Multiple European countries already sending students back to school
Iceland, France, Germany, Israel and other countries are all allowing their students to return to the classroom.
Europe and Asia countries are starting to allow their students to return to school. In some cases students have been back for weeks.
States in Germany began a staggered re-opening schools starting in mid-April. Denmark began re-opening its schools on April 15. Switzerland began sending its students back to school on Monday after two months of lockdown. France began opening schools today. Israel says its middle schools will open later this week, while its elementary schools began opening earlier this month.
Australia, Iceland, Japan, Norway and numerous other countries have all announced various re-opening plans, some of them already underway. Sweden, meanwhile, famously never shut its schools.
Some health officials have been pointed in stressing the relative safety of sending children back to school. Australia's Deputy Chief Medical Officer Nick Coatsworth wrote earlier this month that "all of the available evidence from within Australia and around the world ... does not support avoiding classroom learning as a means to control COVID-19," and that "the national position remains that face-to-face teaching is safe, particularly given the current very low rates of community transmission of SARS-CoV-2."
Norway Minister of Education Guri Melby, meanwhile, has repeatedly claimed that "going to pre-school is safe."
Fauci warns officials to be 'very careful' about re-opening schools
Meanwhile, Dr. Anthony Fauci on Tuesday warned that U.S. officials should be "very careful" in sending children back to school.
Fauci said before the Senate Committee on Health, Education, Labor and Pensions that public officials should proceed with significant caution when considering whether or not schools should re-open in the fall, several months away.

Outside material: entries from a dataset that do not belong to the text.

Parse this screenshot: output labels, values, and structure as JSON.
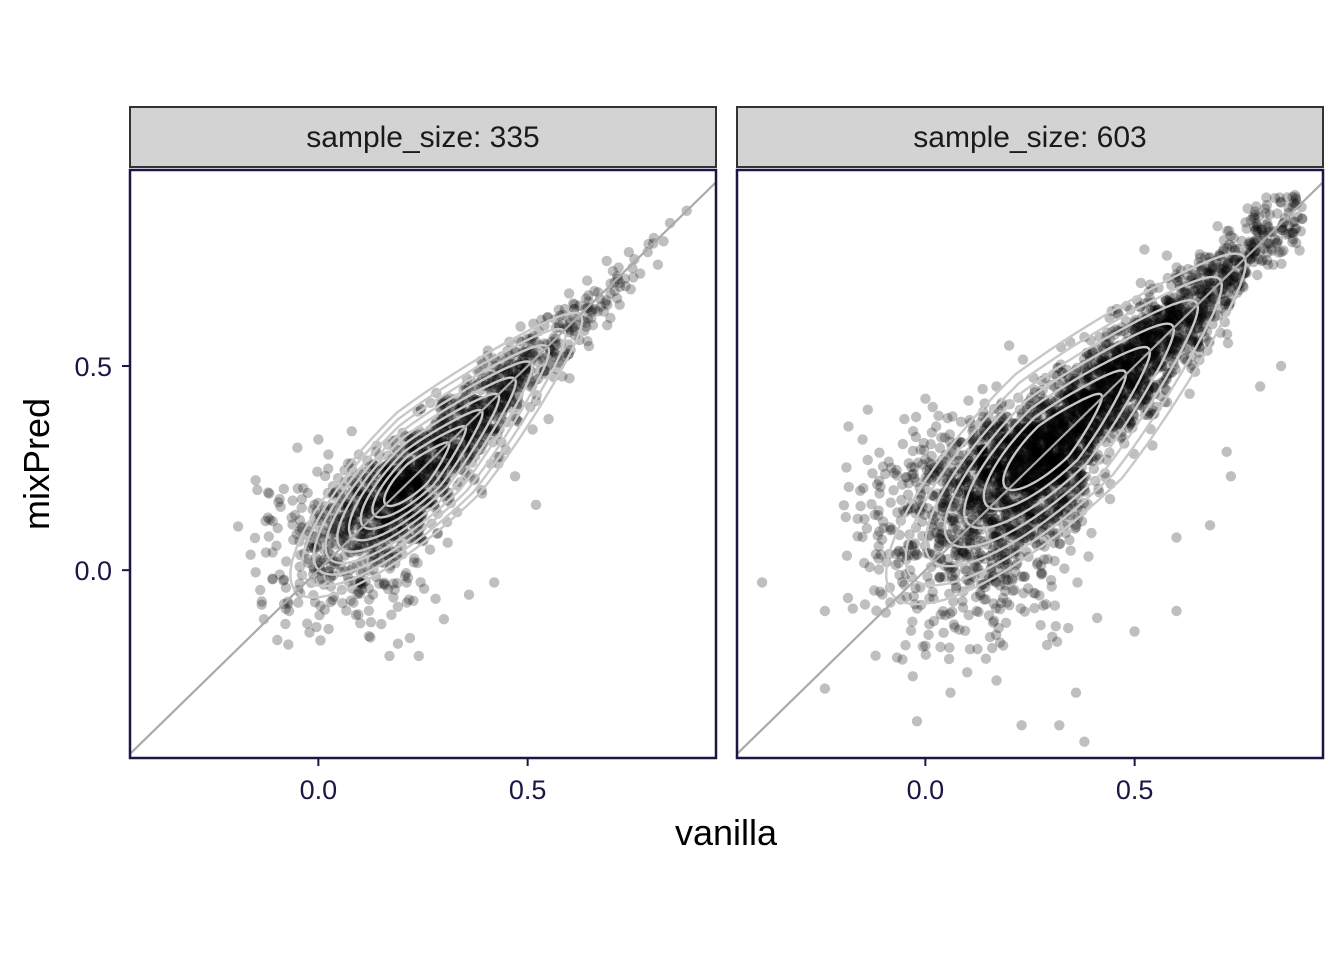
{
  "chart_data": {
    "type": "scatter",
    "xlabel": "vanilla",
    "ylabel": "mixPred",
    "xlim": [
      -0.45,
      0.95
    ],
    "ylim": [
      -0.46,
      0.98
    ],
    "x_ticks": [
      0.0,
      0.5
    ],
    "y_ticks": [
      0.0,
      0.5
    ],
    "x_tick_labels": [
      "0.0",
      "0.5"
    ],
    "y_tick_labels": [
      "0.0",
      "0.5"
    ],
    "grid": false,
    "legend": "none",
    "reference_line": "y = x",
    "point_color": "#000000",
    "point_alpha": 0.25,
    "contour_color": "#c8c8c8",
    "reference_line_color": "#aaaaaa",
    "strip_fill": "#d3d3d3",
    "panels": [
      {
        "label": "sample_size: 335",
        "n_points": 1600,
        "center": [
          0.23,
          0.23
        ],
        "corr": 0.88,
        "outliers": [
          [
            -0.15,
            0.22
          ],
          [
            -0.12,
            0.19
          ],
          [
            -0.1,
            0.06
          ],
          [
            -0.13,
            -0.12
          ],
          [
            -0.07,
            -0.1
          ],
          [
            0.03,
            -0.04
          ],
          [
            0.1,
            -0.13
          ],
          [
            0.17,
            -0.21
          ],
          [
            0.19,
            -0.18
          ],
          [
            0.24,
            -0.21
          ],
          [
            0.28,
            -0.07
          ],
          [
            0.3,
            -0.12
          ],
          [
            0.36,
            -0.06
          ],
          [
            0.42,
            -0.03
          ],
          [
            0.52,
            0.16
          ],
          [
            0.47,
            0.23
          ],
          [
            0.55,
            0.37
          ],
          [
            0.6,
            0.47
          ],
          [
            0.69,
            0.6
          ],
          [
            0.72,
            0.65
          ],
          [
            0.08,
            0.34
          ],
          [
            0.0,
            0.32
          ],
          [
            -0.05,
            0.3
          ],
          [
            0.75,
            0.74
          ],
          [
            0.88,
            0.88
          ],
          [
            0.84,
            0.85
          ],
          [
            0.8,
            0.8
          ]
        ]
      },
      {
        "label": "sample_size: 603",
        "n_points": 3500,
        "center": [
          0.3,
          0.31
        ],
        "corr": 0.9,
        "outliers": [
          [
            -0.39,
            -0.03
          ],
          [
            -0.24,
            -0.1
          ],
          [
            -0.24,
            -0.29
          ],
          [
            -0.19,
            0.13
          ],
          [
            -0.15,
            0.32
          ],
          [
            -0.03,
            -0.26
          ],
          [
            -0.02,
            -0.37
          ],
          [
            0.06,
            -0.3
          ],
          [
            0.1,
            -0.25
          ],
          [
            0.17,
            -0.27
          ],
          [
            0.23,
            -0.38
          ],
          [
            0.32,
            -0.38
          ],
          [
            0.38,
            -0.42
          ],
          [
            0.36,
            -0.3
          ],
          [
            0.5,
            -0.15
          ],
          [
            0.6,
            -0.1
          ],
          [
            0.6,
            0.08
          ],
          [
            0.68,
            0.11
          ],
          [
            0.73,
            0.23
          ],
          [
            0.72,
            0.29
          ],
          [
            0.8,
            0.45
          ],
          [
            0.85,
            0.5
          ],
          [
            0.0,
            0.42
          ],
          [
            -0.05,
            0.37
          ],
          [
            0.17,
            0.45
          ],
          [
            0.88,
            0.9
          ],
          [
            0.9,
            0.86
          ],
          [
            0.2,
            0.55
          ]
        ]
      }
    ]
  }
}
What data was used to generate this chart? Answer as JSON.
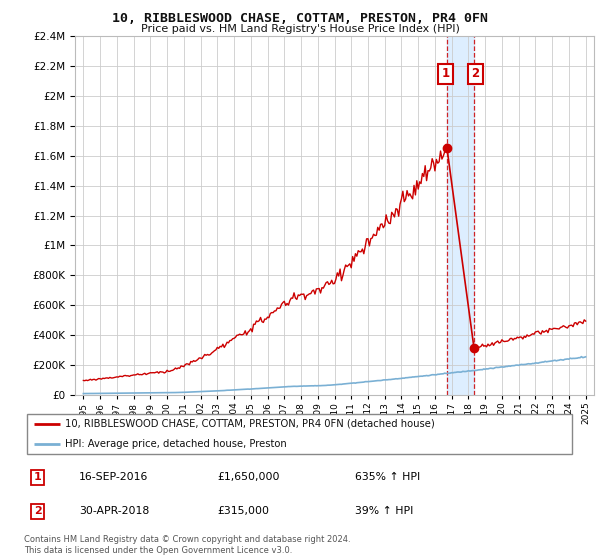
{
  "title": "10, RIBBLESWOOD CHASE, COTTAM, PRESTON, PR4 0FN",
  "subtitle": "Price paid vs. HM Land Registry's House Price Index (HPI)",
  "legend_line1": "10, RIBBLESWOOD CHASE, COTTAM, PRESTON, PR4 0FN (detached house)",
  "legend_line2": "HPI: Average price, detached house, Preston",
  "annotation1_date": "16-SEP-2016",
  "annotation1_price": "£1,650,000",
  "annotation1_hpi": "635% ↑ HPI",
  "annotation2_date": "30-APR-2018",
  "annotation2_price": "£315,000",
  "annotation2_hpi": "39% ↑ HPI",
  "footer": "Contains HM Land Registry data © Crown copyright and database right 2024.\nThis data is licensed under the Open Government Licence v3.0.",
  "sale1_year": 2016.72,
  "sale2_year": 2018.33,
  "sale1_price": 1650000,
  "sale2_price": 315000,
  "red_line_color": "#cc0000",
  "blue_line_color": "#7ab0d4",
  "shade_color": "#ddeeff",
  "background_color": "#ffffff",
  "grid_color": "#cccccc",
  "ylim_max": 2400000,
  "ylim_min": 0,
  "xlim_min": 1994.5,
  "xlim_max": 2025.5
}
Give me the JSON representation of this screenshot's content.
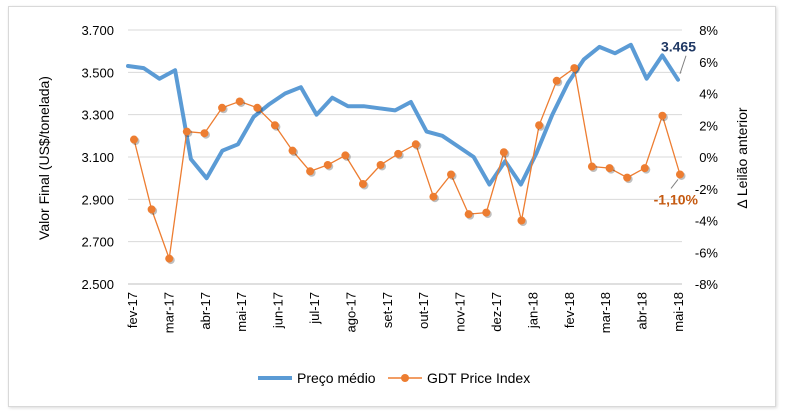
{
  "chart_data": {
    "type": "line",
    "title": "",
    "ylabel_left": "Valor Final (US$/tonelada)",
    "ylabel_right": "Δ Leilão anterior",
    "ylim_left": [
      2500,
      3700
    ],
    "ylim_right": [
      -8,
      8
    ],
    "yticks_left": [
      "2.500",
      "2.700",
      "2.900",
      "3.100",
      "3.300",
      "3.500",
      "3.700"
    ],
    "yticks_left_values": [
      2500,
      2700,
      2900,
      3100,
      3300,
      3500,
      3700
    ],
    "yticks_right": [
      "-8%",
      "-6%",
      "-4%",
      "-2%",
      "0%",
      "2%",
      "4%",
      "6%",
      "8%"
    ],
    "yticks_right_values": [
      -8,
      -6,
      -4,
      -2,
      0,
      2,
      4,
      6,
      8
    ],
    "month_labels": [
      "fev-17",
      "mar-17",
      "abr-17",
      "mai-17",
      "jun-17",
      "jul-17",
      "ago-17",
      "set-17",
      "out-17",
      "nov-17",
      "dez-17",
      "jan-18",
      "fev-18",
      "mar-18",
      "abr-18",
      "mai-18"
    ],
    "month_label_positions": [
      0,
      2,
      4,
      6,
      8,
      10,
      12,
      14,
      16,
      18,
      20,
      22,
      24,
      26,
      28,
      30
    ],
    "series": [
      {
        "name": "Preço médio",
        "axis": "left",
        "color": "#5b9bd5",
        "values": [
          3530,
          3520,
          3470,
          3510,
          3090,
          3000,
          3130,
          3160,
          3290,
          3350,
          3400,
          3430,
          3300,
          3380,
          3340,
          3340,
          3330,
          3320,
          3360,
          3220,
          3200,
          3150,
          3100,
          2970,
          3080,
          2970,
          3120,
          3300,
          3450,
          3560,
          3620,
          3590,
          3630,
          3470,
          3580,
          3465
        ]
      },
      {
        "name": "GDT Price Index",
        "axis": "right",
        "color": "#ed7d31",
        "values": [
          1.1,
          -3.3,
          -6.4,
          1.6,
          1.5,
          3.1,
          3.5,
          3.1,
          2.0,
          0.4,
          -0.9,
          -0.5,
          0.1,
          -1.7,
          -0.5,
          0.2,
          0.8,
          -2.5,
          -1.1,
          -3.6,
          -3.5,
          0.3,
          -4.0,
          2.0,
          4.8,
          5.6,
          -0.6,
          -0.7,
          -1.3,
          -0.7,
          2.6,
          -1.1
        ]
      }
    ],
    "annotations": [
      {
        "text": "3.465",
        "series": "Preço médio",
        "color": "#1f3864"
      },
      {
        "text": "-1,10%",
        "series": "GDT Price Index",
        "color": "#c55a11"
      }
    ],
    "legend": [
      "Preço médio",
      "GDT Price Index"
    ],
    "legend_position": "bottom",
    "grid": true
  }
}
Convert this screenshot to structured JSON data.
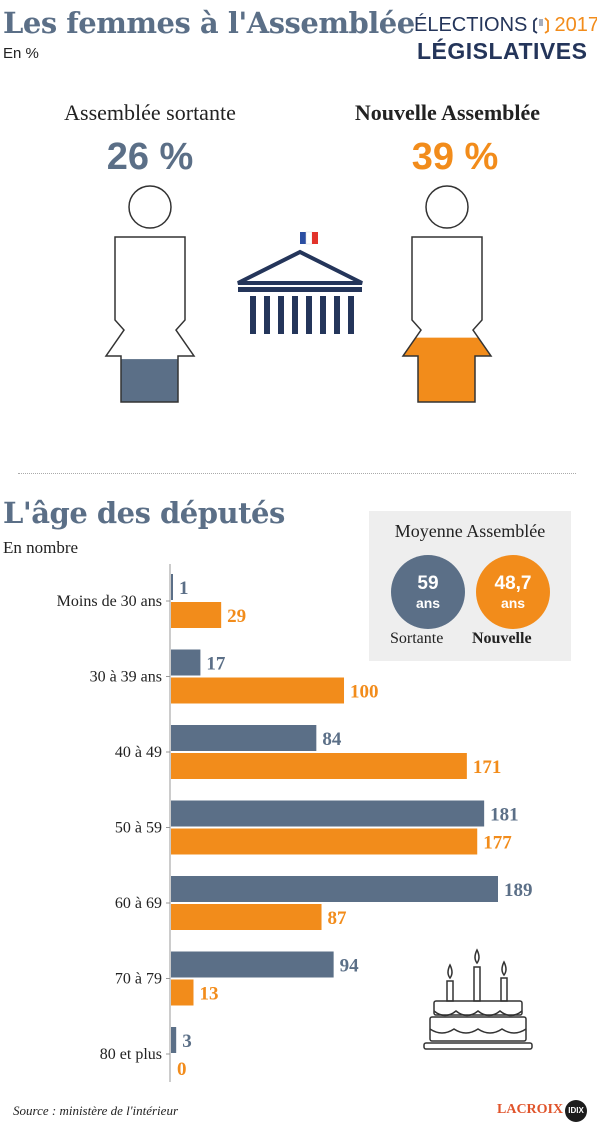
{
  "header": {
    "title": "Les femmes à l'Assemblée",
    "unit": "En %",
    "elections_label": "ÉLECTIONS",
    "elections_year": "2017",
    "elections_sub": "LÉGISLATIVES"
  },
  "women": {
    "outgoing_label": "Assemblée sortante",
    "outgoing_value": "26 %",
    "outgoing_fraction": 0.26,
    "new_label": "Nouvelle Assemblée",
    "new_value": "39 %",
    "new_fraction": 0.39
  },
  "age_section": {
    "title": "L'âge des députés",
    "unit": "En nombre"
  },
  "average": {
    "title": "Moyenne Assemblée",
    "outgoing_value": "59",
    "outgoing_unit": "ans",
    "new_value": "48,7",
    "new_unit": "ans",
    "outgoing_label": "Sortante",
    "new_label": "Nouvelle"
  },
  "colors": {
    "outgoing": "#5b6f87",
    "new": "#f28c1b",
    "navy": "#24355a"
  },
  "chart_data": {
    "type": "bar",
    "orientation": "horizontal",
    "categories": [
      "Moins de 30 ans",
      "30 à 39 ans",
      "40 à 49",
      "50 à 59",
      "60 à 69",
      "70 à 79",
      "80 et plus"
    ],
    "series": [
      {
        "values": [
          1,
          17,
          84,
          181,
          189,
          94,
          3
        ]
      },
      {
        "values": [
          29,
          100,
          171,
          177,
          87,
          13,
          0
        ]
      }
    ],
    "xlim": [
      0,
      189
    ]
  },
  "footer": {
    "source": "Source : ministère de l'intérieur",
    "logo": "LACROIX",
    "badge": "IDIX"
  }
}
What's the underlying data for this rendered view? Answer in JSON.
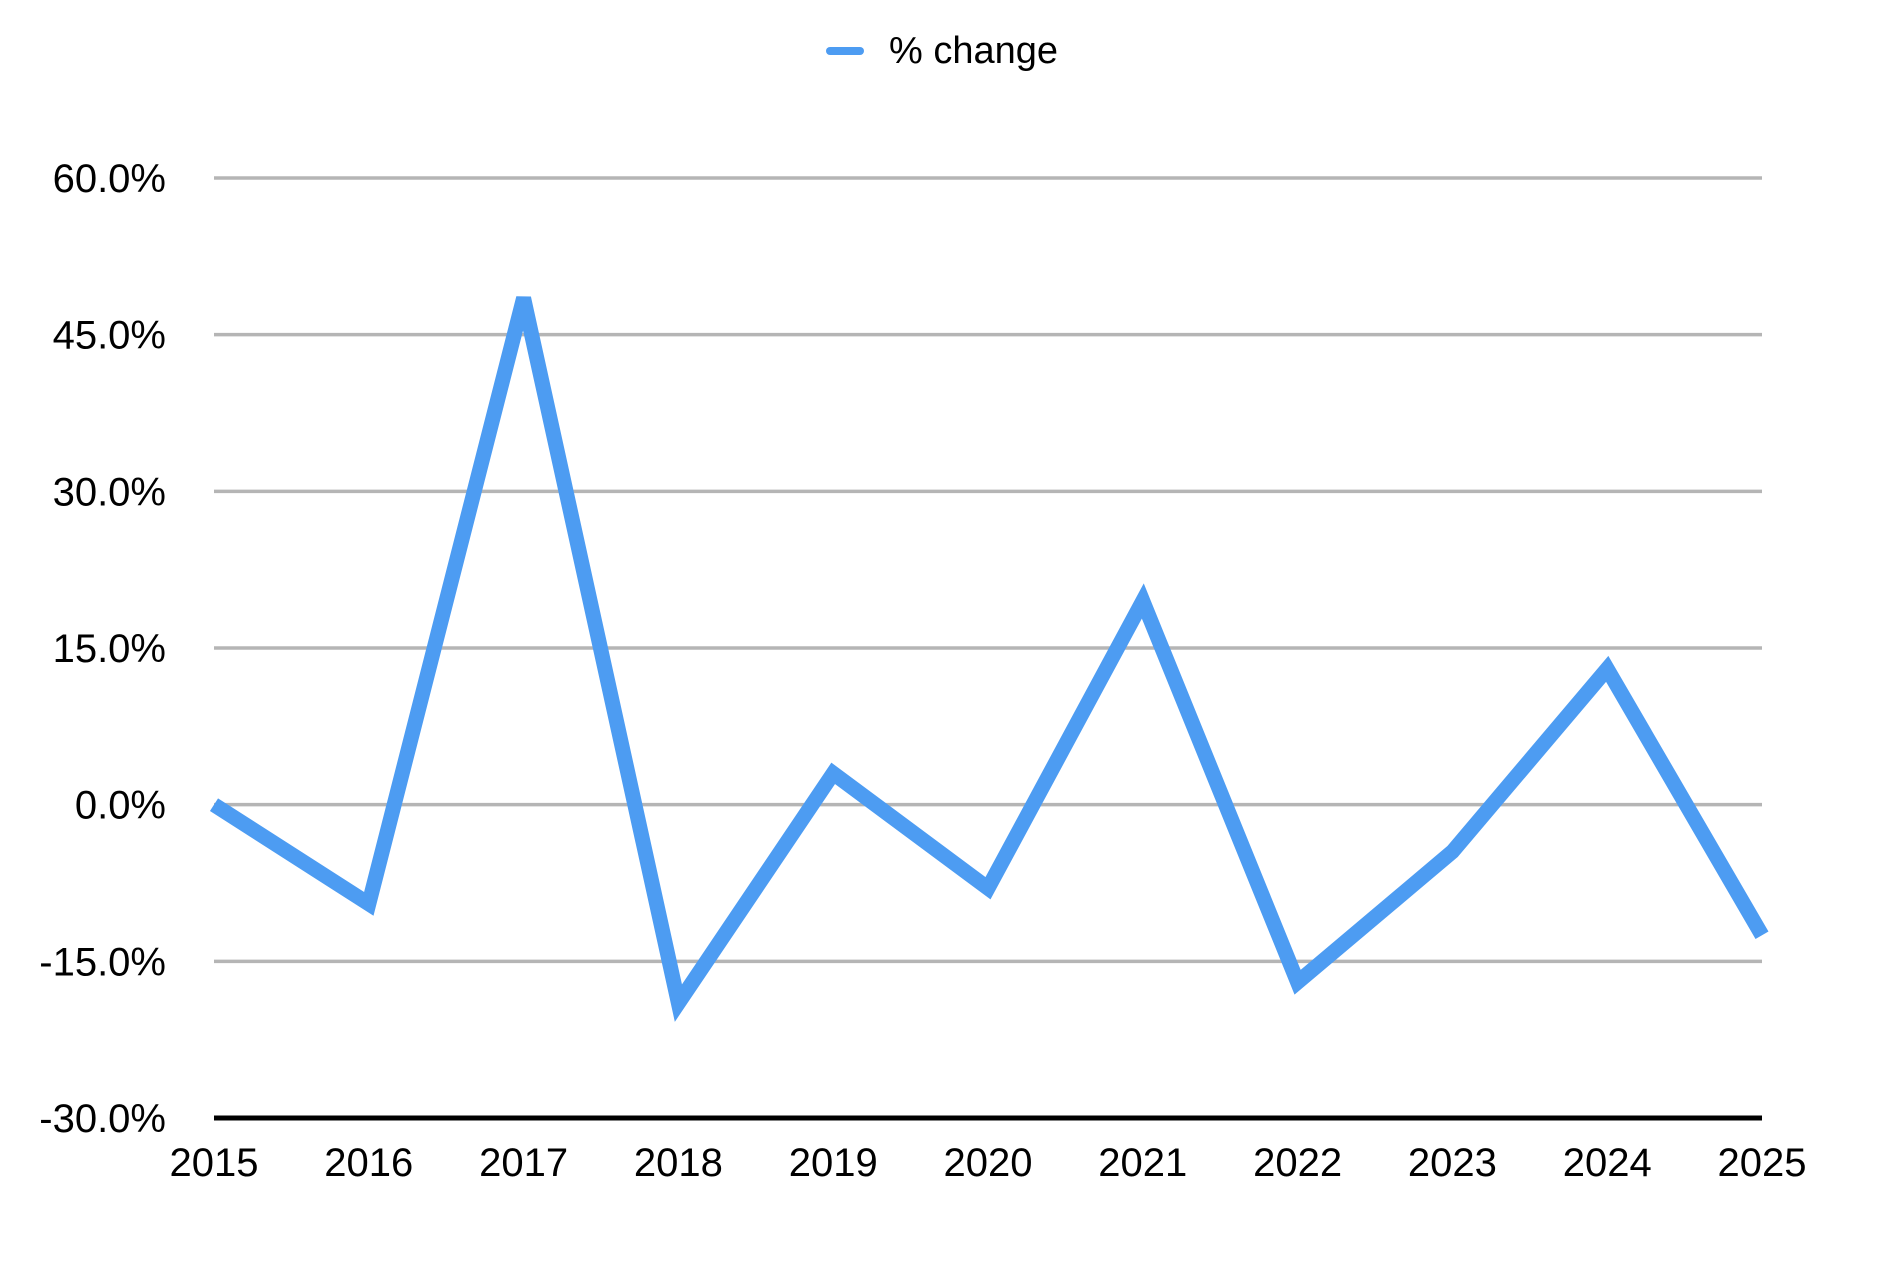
{
  "chart_data": {
    "type": "line",
    "title": "",
    "xlabel": "",
    "ylabel": "",
    "categories": [
      "2015",
      "2016",
      "2017",
      "2018",
      "2019",
      "2020",
      "2021",
      "2022",
      "2023",
      "2024",
      "2025"
    ],
    "series": [
      {
        "name": "% change",
        "color": "#4d9cf2",
        "values": [
          0,
          -9.5,
          48.5,
          -19,
          3,
          -8,
          19.5,
          -17,
          -4.5,
          13,
          -12.5
        ]
      }
    ],
    "ylim": [
      -30,
      60
    ],
    "y_ticks": [
      {
        "value": 60,
        "label": "60.0%"
      },
      {
        "value": 45,
        "label": "45.0%"
      },
      {
        "value": 30,
        "label": "30.0%"
      },
      {
        "value": 15,
        "label": "15.0%"
      },
      {
        "value": 0,
        "label": "0.0%"
      },
      {
        "value": -15,
        "label": "-15.0%"
      },
      {
        "value": -30,
        "label": "-30.0%"
      }
    ],
    "grid": true,
    "legend_position": "top-center",
    "colors": {
      "series": "#4d9cf2",
      "gridline": "#b5b5b5",
      "axis_line": "#000000",
      "text": "#000000",
      "background": "#ffffff"
    }
  }
}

Responding to a question from Sen. Rand Paul, who pointed out that children have been observed to be largely unaffected by COVID-19, Fauci---who was speaking via remote link while he sits in partial quarantine due to possible exposure to the coronavirus---said experts should be “humble about what we don’t know” regarding the disease.
“We don’t know everything about this virus and we really better be very careful, particularly when it comes to children,” he said, pointing out that medical officials have been documenting cases of unexplained inflammatory syndromes in children with COVID-19.
“I think we ought to be careful that we’re not cavalier in thinking children are completely immune to the effects [of the virus],” he said,
Fauci conceded that "children in general do much, much better than adults and the elderly, particularly those with underlying conditions." Still, he said, “I don’t know everything about this disease, and that’s why I’m reserved in making broad predictions.”